Seismic anomaly in Block 7. Pattern match suggests producible reservoir. Recommend interpretation session within 14 days.
| Well ID | Field | Status | Production | Change |
|---|---|---|---|---|
| W-1024 | Murban | Active | 8,420 | +3.2% |
| W-0891 | Field B | Active | 7,180 | −1.1% |
| W-1156 | Field B | Drilling | — | — |
| W-0734 | NDC | Active | 6,890 | +5.4% |
12 patterns. One trust framework.
When we started adding AI features, no design system reference existed for the patterns we needed. I led the design of 12 AI-specific components grounded in a Trust Framework I wrote alongside the system.
Don't show AI output as true/false. Show it as a spectrum with thresholds that map to human decisions.
Users need to know if AI is loading, processing, confident, uncertain, or degraded. Each state has a distinct visual treatment.
When AI recommends and a human decides, that transition must be designed.
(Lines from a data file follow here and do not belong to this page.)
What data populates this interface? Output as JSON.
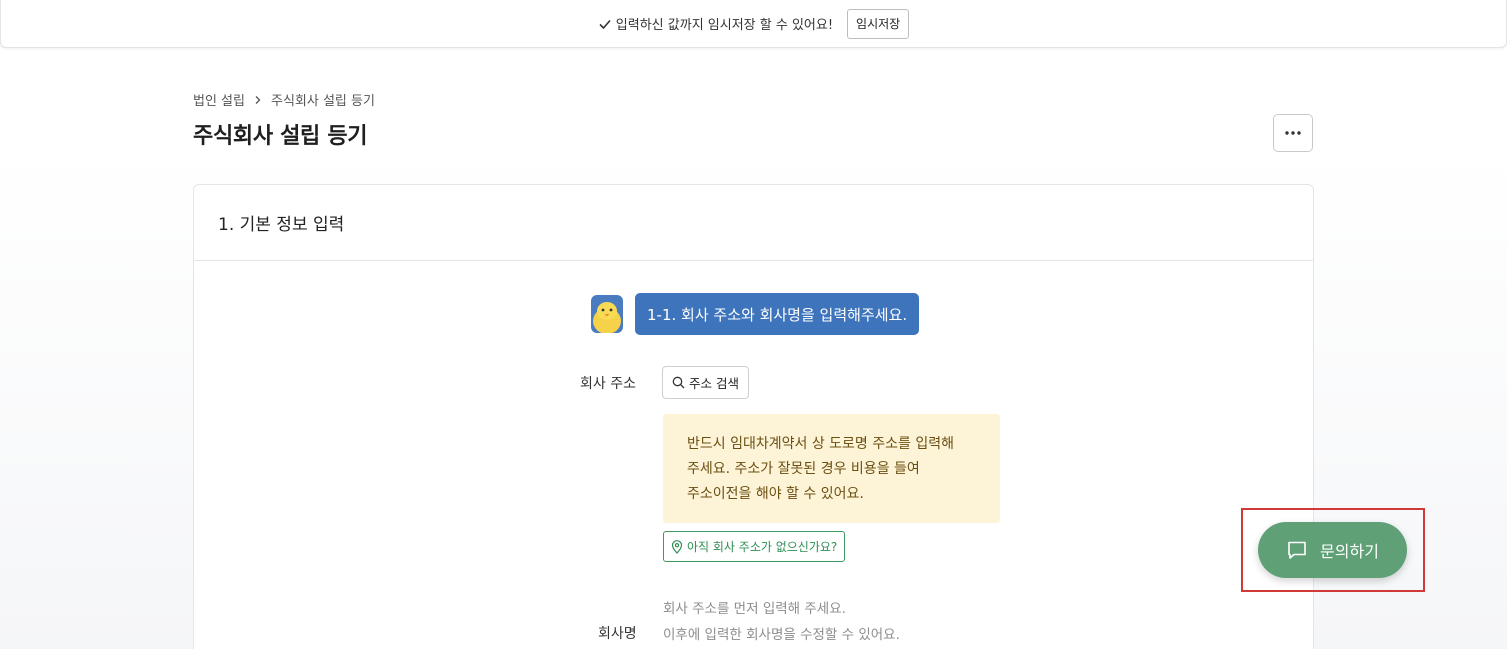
{
  "savebar": {
    "message": "입력하신 값까지 임시저장 할 수 있어요!",
    "save_label": "임시저장"
  },
  "breadcrumb": {
    "parent": "법인 설립",
    "current": "주식회사 설립 등기"
  },
  "page_title": "주식회사 설립 등기",
  "section": {
    "title": "1. 기본 정보 입력",
    "bot_message": "1-1. 회사 주소와 회사명을 입력해주세요.",
    "address": {
      "label": "회사 주소",
      "search_label": "주소 검색",
      "notice_lines": [
        "반드시 임대차계약서 상 도로명 주소를 입력해",
        "주세요. 주소가 잘못된 경우 비용을 들여",
        "주소이전을 해야 할 수 있어요."
      ],
      "no_address_label": "아직 회사 주소가 없으신가요?"
    },
    "company_name": {
      "label": "회사명",
      "hint_lines": [
        "회사 주소를 먼저 입력해 주세요.",
        "이후에 입력한 회사명을 수정할 수 있어요."
      ]
    }
  },
  "chat": {
    "label": "문의하기"
  },
  "colors": {
    "bubble": "#3d74bc",
    "notice_bg": "#fdf3d6",
    "green": "#5fa077",
    "highlight": "#d03a36"
  }
}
Not implicit.
Horizontal bar showing AI confidence %, with threshold zones (green/amber/red).
Dot + label showing: idle / processing / confident / uncertain / degraded.
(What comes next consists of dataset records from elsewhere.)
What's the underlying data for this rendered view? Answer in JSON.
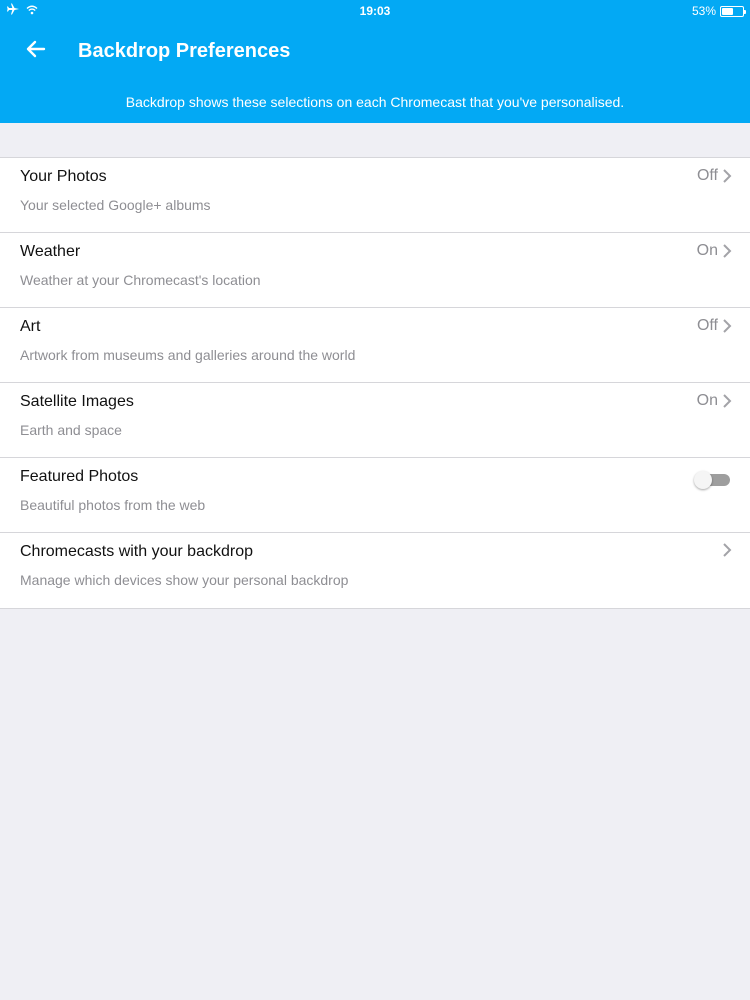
{
  "status_bar": {
    "time": "19:03",
    "battery_text": "53%",
    "battery_level": 0.53,
    "icons": [
      "airplane-icon",
      "wifi-icon",
      "battery-icon"
    ]
  },
  "header": {
    "title": "Backdrop Preferences",
    "subtitle": "Backdrop shows these selections on each Chromecast that you've personalised.",
    "back_icon": "back-arrow-icon",
    "color": "#03a9f4"
  },
  "preferences": [
    {
      "title": "Your Photos",
      "description": "Your selected Google+ albums",
      "value": "Off",
      "control": "chevron"
    },
    {
      "title": "Weather",
      "description": "Weather at your Chromecast's location",
      "value": "On",
      "control": "chevron"
    },
    {
      "title": "Art",
      "description": "Artwork from museums and galleries around the world",
      "value": "Off",
      "control": "chevron"
    },
    {
      "title": "Satellite Images",
      "description": "Earth and space",
      "value": "On",
      "control": "chevron"
    },
    {
      "title": "Featured Photos",
      "description": "Beautiful photos from the web",
      "value": "",
      "control": "toggle",
      "toggle_on": false
    },
    {
      "title": "Chromecasts with your backdrop",
      "description": "Manage which devices show your personal backdrop",
      "value": "",
      "control": "chevron"
    }
  ]
}
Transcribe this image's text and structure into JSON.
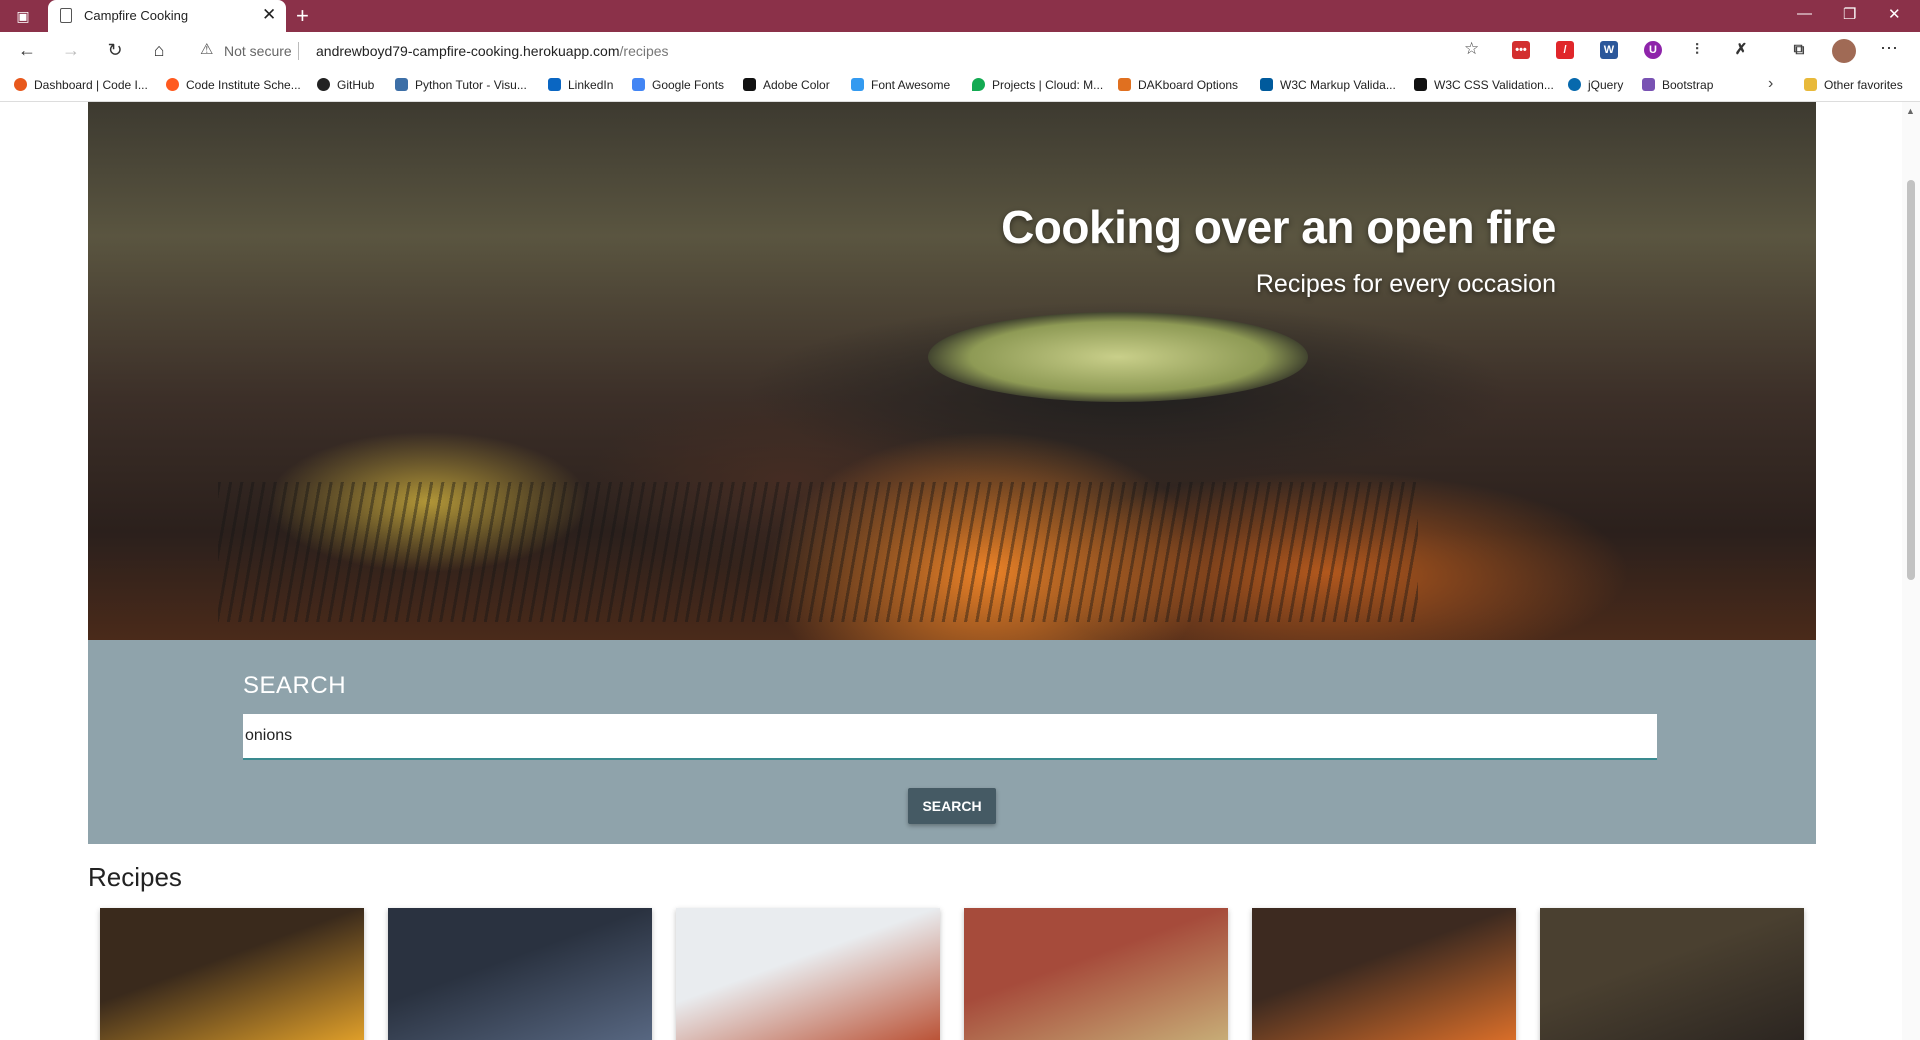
{
  "browser": {
    "tab_title": "Campfire Cooking",
    "new_tab_symbol": "+",
    "close_symbol": "✕",
    "window_controls": [
      "—",
      "❐",
      "✕"
    ],
    "security_label": "Not secure",
    "url_host": "andrewboyd79-campfire-cooking.herokuapp.com",
    "url_path": "/recipes",
    "nav": {
      "back": "←",
      "forward": "→",
      "reload": "↻",
      "home": "⌂"
    },
    "bookmarks": [
      {
        "label": "Dashboard | Code I...",
        "color": "#e8581c"
      },
      {
        "label": "Code Institute Sche...",
        "color": "#ff5a1f"
      },
      {
        "label": "GitHub",
        "color": "#222222"
      },
      {
        "label": "Python Tutor - Visu...",
        "color": "#3d6fa7"
      },
      {
        "label": "LinkedIn",
        "color": "#0a66c2"
      },
      {
        "label": "Google Fonts",
        "color": "#4285f4"
      },
      {
        "label": "Adobe Color",
        "color": "#111111"
      },
      {
        "label": "Font Awesome",
        "color": "#339af0"
      },
      {
        "label": "Projects | Cloud: M...",
        "color": "#13aa52"
      },
      {
        "label": "DAKboard Options",
        "color": "#e07020"
      },
      {
        "label": "W3C Markup Valida...",
        "color": "#005a9c"
      },
      {
        "label": "W3C CSS Validation...",
        "color": "#111111"
      },
      {
        "label": "jQuery",
        "color": "#0769ad"
      },
      {
        "label": "Bootstrap",
        "color": "#7952b3"
      }
    ],
    "other_favorites": "Other favorites"
  },
  "hero": {
    "title": "Cooking over an open fire",
    "subtitle": "Recipes for every occasion"
  },
  "search": {
    "label": "SEARCH",
    "value": "onions",
    "button": "SEARCH"
  },
  "recipes": {
    "heading": "Recipes",
    "cards": [
      {
        "image": "grilled-corn",
        "colors": [
          "#3a2a1c",
          "#e8a52a"
        ]
      },
      {
        "image": "mussels",
        "colors": [
          "#2a3240",
          "#5a6a85"
        ]
      },
      {
        "image": "tomato-stew",
        "colors": [
          "#e9ecef",
          "#b84a2c"
        ]
      },
      {
        "image": "baked-dish",
        "colors": [
          "#a64b3b",
          "#c9b27a"
        ]
      },
      {
        "image": "roasted-sweet-potato",
        "colors": [
          "#3d2a20",
          "#e2722a"
        ]
      },
      {
        "image": "skillet-over-fire",
        "colors": [
          "#4a4030",
          "#2a2420"
        ]
      }
    ]
  }
}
Range display (not point estimate) for predicted values.
Two-state button: "AI recommends X" → "I approve".
Small chip showing which model/data source produced a result.
"Why did AI suggest this?" expandable panel.
What actually happened
Measured outcomes 90 days after v1 launch, across 3 product teams and 3 client onboardings.
After adoption, product teams shipped UI features 40% faster. Measured by sprint velocity before/after system adoption across 3 teams.
First quarter post-launch with no design review failures due to component inconsistency. First time in 2 years.
Client B (4 days), Client C (3 days), a third in 5 days. Previous baseline: 6–8 weeks of UI customization per client.
What I learned
The hardest part wasn't the components. It was convincing product managers that investing 12 months in infrastructure would return 10x in product velocity. I learned to speak in product language - time-to-market, onboarding cost, regression risk - not design language.
You can't design AI confidence indicators without first deciding: what does confidence mean to the user? I needed to answer a product question before I could answer a design question. That shift - from "how does it look" to "what decision does it support" - is what makes AI product design different.
A design system without adoption is a side project. The governance model - office hours, contribution protocol, deprecation policy - was what turned this from a library into infrastructure. Infrastructure is invisible when it works. That's the goal.